Works by Stefanie Knobel and Samrat Banerjee
Oh my silly, silly, silly mind! (Text, 2017)
Stefanie Knobel is an artist who works with the body, language, and spatial situations. Since 2016, her research has focused on cotton, global capitalism and (colonial) interdependencies between Switzerland and India, which she places in relation to current issues such as species extinction. This has resulted in numerous performances and installations, which she presents in international contexts.
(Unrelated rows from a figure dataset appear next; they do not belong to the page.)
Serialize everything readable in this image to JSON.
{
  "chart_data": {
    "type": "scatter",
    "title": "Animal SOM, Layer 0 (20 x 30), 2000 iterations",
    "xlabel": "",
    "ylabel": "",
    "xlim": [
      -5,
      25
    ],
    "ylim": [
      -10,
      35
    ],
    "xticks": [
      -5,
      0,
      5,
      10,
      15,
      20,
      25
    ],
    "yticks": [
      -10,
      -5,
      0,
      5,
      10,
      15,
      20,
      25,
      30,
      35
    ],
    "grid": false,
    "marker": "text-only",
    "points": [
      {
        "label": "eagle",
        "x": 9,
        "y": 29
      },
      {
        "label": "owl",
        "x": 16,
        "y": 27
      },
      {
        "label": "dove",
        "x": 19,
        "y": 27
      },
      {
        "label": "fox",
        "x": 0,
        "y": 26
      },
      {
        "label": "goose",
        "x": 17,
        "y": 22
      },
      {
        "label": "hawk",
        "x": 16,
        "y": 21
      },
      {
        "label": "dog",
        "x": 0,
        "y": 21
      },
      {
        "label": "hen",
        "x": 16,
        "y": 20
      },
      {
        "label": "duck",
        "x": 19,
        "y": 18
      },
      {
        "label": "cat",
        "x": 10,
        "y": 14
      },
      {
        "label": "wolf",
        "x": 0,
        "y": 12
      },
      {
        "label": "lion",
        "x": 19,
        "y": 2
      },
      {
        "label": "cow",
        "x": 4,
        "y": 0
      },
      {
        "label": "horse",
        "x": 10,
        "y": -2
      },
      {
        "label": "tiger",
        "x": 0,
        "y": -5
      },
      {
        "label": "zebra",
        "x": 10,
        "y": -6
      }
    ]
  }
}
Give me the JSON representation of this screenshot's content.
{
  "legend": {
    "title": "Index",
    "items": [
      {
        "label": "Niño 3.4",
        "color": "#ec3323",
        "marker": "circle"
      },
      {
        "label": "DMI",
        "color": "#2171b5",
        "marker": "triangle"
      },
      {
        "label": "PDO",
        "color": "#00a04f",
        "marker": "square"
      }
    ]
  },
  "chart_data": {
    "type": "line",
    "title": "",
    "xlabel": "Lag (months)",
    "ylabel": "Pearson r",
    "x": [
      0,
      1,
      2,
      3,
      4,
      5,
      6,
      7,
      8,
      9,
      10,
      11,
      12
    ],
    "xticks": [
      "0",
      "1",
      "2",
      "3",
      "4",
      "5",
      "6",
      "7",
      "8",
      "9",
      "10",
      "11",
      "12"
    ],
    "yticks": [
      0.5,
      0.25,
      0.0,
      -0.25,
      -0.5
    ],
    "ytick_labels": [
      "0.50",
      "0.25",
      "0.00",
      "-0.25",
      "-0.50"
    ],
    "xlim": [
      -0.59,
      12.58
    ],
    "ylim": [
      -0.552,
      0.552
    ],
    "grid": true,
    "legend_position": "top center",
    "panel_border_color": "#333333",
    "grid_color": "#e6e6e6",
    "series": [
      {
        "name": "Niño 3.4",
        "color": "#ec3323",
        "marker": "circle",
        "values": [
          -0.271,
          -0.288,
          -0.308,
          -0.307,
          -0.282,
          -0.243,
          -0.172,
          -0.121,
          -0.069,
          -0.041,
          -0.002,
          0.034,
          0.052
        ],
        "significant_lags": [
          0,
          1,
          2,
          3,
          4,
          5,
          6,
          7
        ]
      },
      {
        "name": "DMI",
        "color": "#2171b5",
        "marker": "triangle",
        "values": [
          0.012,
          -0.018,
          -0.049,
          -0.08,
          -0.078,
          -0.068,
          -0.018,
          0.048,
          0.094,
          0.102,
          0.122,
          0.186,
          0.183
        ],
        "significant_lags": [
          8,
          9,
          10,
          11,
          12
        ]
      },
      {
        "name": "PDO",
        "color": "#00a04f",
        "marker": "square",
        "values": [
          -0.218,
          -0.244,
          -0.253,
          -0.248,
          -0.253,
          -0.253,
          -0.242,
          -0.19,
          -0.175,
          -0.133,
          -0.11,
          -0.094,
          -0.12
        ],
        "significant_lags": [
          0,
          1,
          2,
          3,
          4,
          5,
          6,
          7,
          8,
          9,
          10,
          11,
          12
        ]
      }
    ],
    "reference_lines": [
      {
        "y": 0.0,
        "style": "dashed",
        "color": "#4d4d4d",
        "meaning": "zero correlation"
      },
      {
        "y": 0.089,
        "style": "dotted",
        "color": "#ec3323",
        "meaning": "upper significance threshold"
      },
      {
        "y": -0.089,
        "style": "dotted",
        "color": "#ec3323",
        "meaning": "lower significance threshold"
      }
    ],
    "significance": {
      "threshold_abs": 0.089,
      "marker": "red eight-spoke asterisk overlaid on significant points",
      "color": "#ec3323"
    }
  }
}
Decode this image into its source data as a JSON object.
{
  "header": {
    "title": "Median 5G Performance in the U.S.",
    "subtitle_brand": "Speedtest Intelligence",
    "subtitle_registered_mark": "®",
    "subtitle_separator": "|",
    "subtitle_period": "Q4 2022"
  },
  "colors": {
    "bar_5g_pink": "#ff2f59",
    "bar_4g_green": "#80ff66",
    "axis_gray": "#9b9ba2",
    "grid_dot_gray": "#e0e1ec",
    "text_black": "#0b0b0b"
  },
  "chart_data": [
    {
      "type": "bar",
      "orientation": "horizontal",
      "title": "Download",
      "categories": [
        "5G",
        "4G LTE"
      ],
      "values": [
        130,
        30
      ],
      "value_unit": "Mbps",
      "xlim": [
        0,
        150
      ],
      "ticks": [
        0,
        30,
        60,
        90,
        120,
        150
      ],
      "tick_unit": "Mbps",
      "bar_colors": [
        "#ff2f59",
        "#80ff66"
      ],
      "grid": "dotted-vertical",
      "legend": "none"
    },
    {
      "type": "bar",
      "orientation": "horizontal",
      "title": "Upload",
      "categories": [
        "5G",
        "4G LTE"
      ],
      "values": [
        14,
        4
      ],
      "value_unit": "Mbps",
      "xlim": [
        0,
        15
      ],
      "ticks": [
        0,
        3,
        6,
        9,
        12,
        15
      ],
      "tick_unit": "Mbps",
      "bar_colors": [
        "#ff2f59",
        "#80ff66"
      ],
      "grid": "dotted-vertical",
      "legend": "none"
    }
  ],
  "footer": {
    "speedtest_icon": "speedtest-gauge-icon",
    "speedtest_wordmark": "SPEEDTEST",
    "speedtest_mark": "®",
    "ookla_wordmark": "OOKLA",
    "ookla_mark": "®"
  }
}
For example, the installation A heavy, heavy duty, 2016 (with Angela Wittwer), the live installation hereish and nowish and the installation warp and weft (both Helmhaus Zurich, 2017), the performance series A manifestation for the quasi public #1–5 (6. International Moscow Biennale for Young Art, Living Room at Art Basel, OnCurating Project Space, Aargauer Kunsthaus, Center for Contemporary Art Ancient Bath Plovdiv, 2018/2019), the installation Interfacing the non- (OnCurating Project Space Zurich, Digital Ecologies Plovdiv and Kunstkasten Winterthur, 2018/2019), the installation Tip Tui – Performance Undercover (Raum*station Zurich and Cité Internationale des Arts Paris, 2019) and The Soaking Space [der Einweichraum], which she opened at the Neuthal Museum in 2022. The Aargau Board of Trustees honored her performance video La molécule (in the screen) in 2019, her video L’OPOPONAXin 2022, and her current performance work Scores for a Ganges River Dolphin and a Textile Worker in 2024, which will be further developed in 2025 for the group exhibition “The Poverty Business. Art Is A Class Act!” In 2021, together with Samrat Banerjee, she founded The Institute for Plant, Animal and Human Migration, a participatory format that looks at migration from a symbiotic relationship with plants and animals. She is currently working with Russian and now Berlin-based curator Maria Sarycheva on re:cast, a 15-month co-creation project. Since 2013 she has been involved in various lecturing and jury activities at the Zurich University of the Arts, the F+F School of Art and Design, the Swiss Performance Art Award and others. She is currently preparing her site-specific solo exhibition for the Volkart Haus in Winterthur, which was the headquarters of the Volkart brothers from 1905 to 1928 and now belongs to the Volkart Foundation and houses the Coalmine – Raum für Fotografie.

stefanieknobel.com
Angela Wittwer works in art, publishing, and graphic design. In her research-based and often site-specific artistic practice, she collaborates with artists and researchers, reflects on postcolonial entanglements, history(ies), and fluid subjectivities, and creates semi-fictional personas that blend historical fact with fabulation. In 2020, in collaboration with Rahmat Arham (Makassar, Indonesia), she developed Dan Dia Bilang Gitu , an audiovisual work that confronts the colonial involvement of two Swiss natural scientists with the anti-colonial resistance of Colliq Pujié, a Buginese intellectual. Dan Dia Bilang Gitu was shown at Theater Basel in 2020 and was part of the contemporary art festival Colomboscope in Colombo, Sri Lanka in 2022, as well as laying out the sea to the thought, a printed contribution with Arham Rahman (Yogyakarta, Indonesia). In 2019–2025, as part of a transdisciplinary team with Izabel Barros, Fatima Moumouni, Esther Poppe, Vera Ryser, and Bernhard C. Schär (Bern/Zurich/Frankfurt), she facilitated the removal of a mural with colonial-racist depictions from an elementary school in Bern and its recontextualization in an ongoing exhibition at the Bernisches Historisches Museum (Das Wandbild muss weg!). Since 2022, together with Sandev Handy (Colombo), Aziz Sohail (Karachi/Melbourne) and Vera Ryser (Zurich), she has been part of the Studio for Memory Politics, a transdisciplinary collective of cultural practitioners engaging in long-term projects that foster a shared language to address and complicate global power dynamics and memory politics. Since 2011, she has co-edited and contributed to publications for Maria Eichhorn, Shedhalle Zurich, the Federal Office of Culture, Bernisches Historisches Museum and Zurich University of the Arts, among others. She lives and works in Jakarta and Zurich.